La mauvaise surprise du Brent
Toujours dans le cadre du Budget, la hausse du prix du baril, estimé à 45 dollars mais actuellement à plus de 63 dollars, ne fait pas l’affaire de la Tunisie. C’est vrai que le prix supposé est une moyenne sur l’ensemble de l’année 2021 et pourrait donc se rapprocher de la réalité d’ici décembre. Mais les conséquences sont lourdes surtout si les protestations continuent dans les sites de production.
Pour rappel, un dollar supplémentaire dans le prix du baril coûtera 129 MTND en termes de subventions. Cela sans compter les possibles fluctuations du dinar (chaque dépréciation de 10 millimes coûte 25 MTND de plus en subventions). Avec un prix moyen de 60 dollars, la facture additionnelle de 2 000 MTND sera payée par le pays.
L’une des solutions serait la révision à la hausse des prix à la pompe. Et ce qui s’est déjà passé récemment, avec les conséquences inflationnistes.
Pressions sociales
Maintenant, avec un secteur privé qui agonise, l’Etat sera sollicité pour assurer de l’emploi. L’économie a détruit 133 000 postes de travail en 2020 et il faut s’attendre à une montée des pressions dans les régions.

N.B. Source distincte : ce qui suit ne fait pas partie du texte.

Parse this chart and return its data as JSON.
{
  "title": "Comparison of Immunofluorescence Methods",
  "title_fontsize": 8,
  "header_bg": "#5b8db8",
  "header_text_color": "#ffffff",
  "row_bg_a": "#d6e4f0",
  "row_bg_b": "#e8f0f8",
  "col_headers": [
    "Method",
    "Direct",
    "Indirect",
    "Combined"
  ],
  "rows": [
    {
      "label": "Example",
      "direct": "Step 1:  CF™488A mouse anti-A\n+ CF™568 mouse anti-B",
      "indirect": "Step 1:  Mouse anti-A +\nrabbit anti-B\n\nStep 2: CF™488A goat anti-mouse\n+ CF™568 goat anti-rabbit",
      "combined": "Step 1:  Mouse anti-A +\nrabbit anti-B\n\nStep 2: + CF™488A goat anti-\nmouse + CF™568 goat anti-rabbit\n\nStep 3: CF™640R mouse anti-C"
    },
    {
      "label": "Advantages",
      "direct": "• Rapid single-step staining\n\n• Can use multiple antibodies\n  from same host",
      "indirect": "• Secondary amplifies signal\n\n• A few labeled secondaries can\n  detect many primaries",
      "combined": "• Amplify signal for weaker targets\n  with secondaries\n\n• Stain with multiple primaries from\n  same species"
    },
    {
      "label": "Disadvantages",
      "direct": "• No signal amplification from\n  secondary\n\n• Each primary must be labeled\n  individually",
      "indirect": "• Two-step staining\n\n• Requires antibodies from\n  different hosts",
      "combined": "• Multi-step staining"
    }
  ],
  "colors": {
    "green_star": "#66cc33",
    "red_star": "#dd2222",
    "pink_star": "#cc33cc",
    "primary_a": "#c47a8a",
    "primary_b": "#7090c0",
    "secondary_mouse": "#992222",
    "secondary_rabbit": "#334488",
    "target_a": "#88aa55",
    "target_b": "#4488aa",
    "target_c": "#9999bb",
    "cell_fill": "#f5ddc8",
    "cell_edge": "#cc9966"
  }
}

C’est une catastrophe sociale qui aura lieu si des mécanismes d’appui ne sont pas déployés rapidement.
Conjuguée aux difficultés des entreprises, ces pertes ne pourront aboutir qu’à l’accroissement du travail précaire. Les sociétés ont besoin de main-d’œuvre mais ne peuvent pas supporter les charges sociales. Et les employés accepteront tout emploi pour survivre. Si c’est le calme qui règne actuellement dans la majorité des cas, grâce à une conscience globale que c’est une pandémie mondiale, cette patience risque de ne pas durer encore pour longtemps et l’explosion viendra tôt ou tard.
Dos au mur
Tous ces facteurs font que la marge de manœuvre du Gouvernement est plus que jamais réduite. Avec ses augmentations salariales répétitives en dépit de la rareté des recettes, il est dans l’incapacité d’allouer plus de ressources à l’investissement public et doper la croissance. Les pressions politiques vont encore étouffer toute chance pour voir le Partenariat Public-Privé lancé. Toute ouverture de l’économie, même si elle est dans le bon sens, sera interprétée de mauvaise façon. Et une percée à ce niveau nécessite une équipe solide à la Kasbah, pas sous le feu des critiques comme c’est le cas aujourd’hui.

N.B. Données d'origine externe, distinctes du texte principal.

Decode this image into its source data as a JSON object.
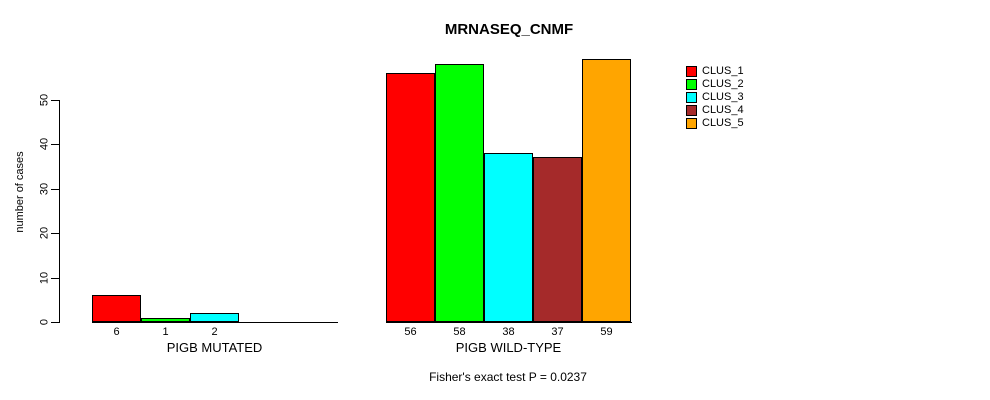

Cette situation interne aura des conséquences. Les agences de notation qui livreront prochainement leur rapport seraient très dures vis-à-vis de la situation politique et économique du pays. L’absence d’un consensus national ne permettra pas d’accrocher un accord avec le FMI et rendra la sortie sur les marchés coûteuse.
Alors, une prise de conscience de l’ensemble des intervenants politiques, traduite par des faits et non des déclarations, est aujourd’hui une nécessité. Sinon, tout le monde payera le prix de cette décroissance, même ceux qui ont les meilleures intentions du monde.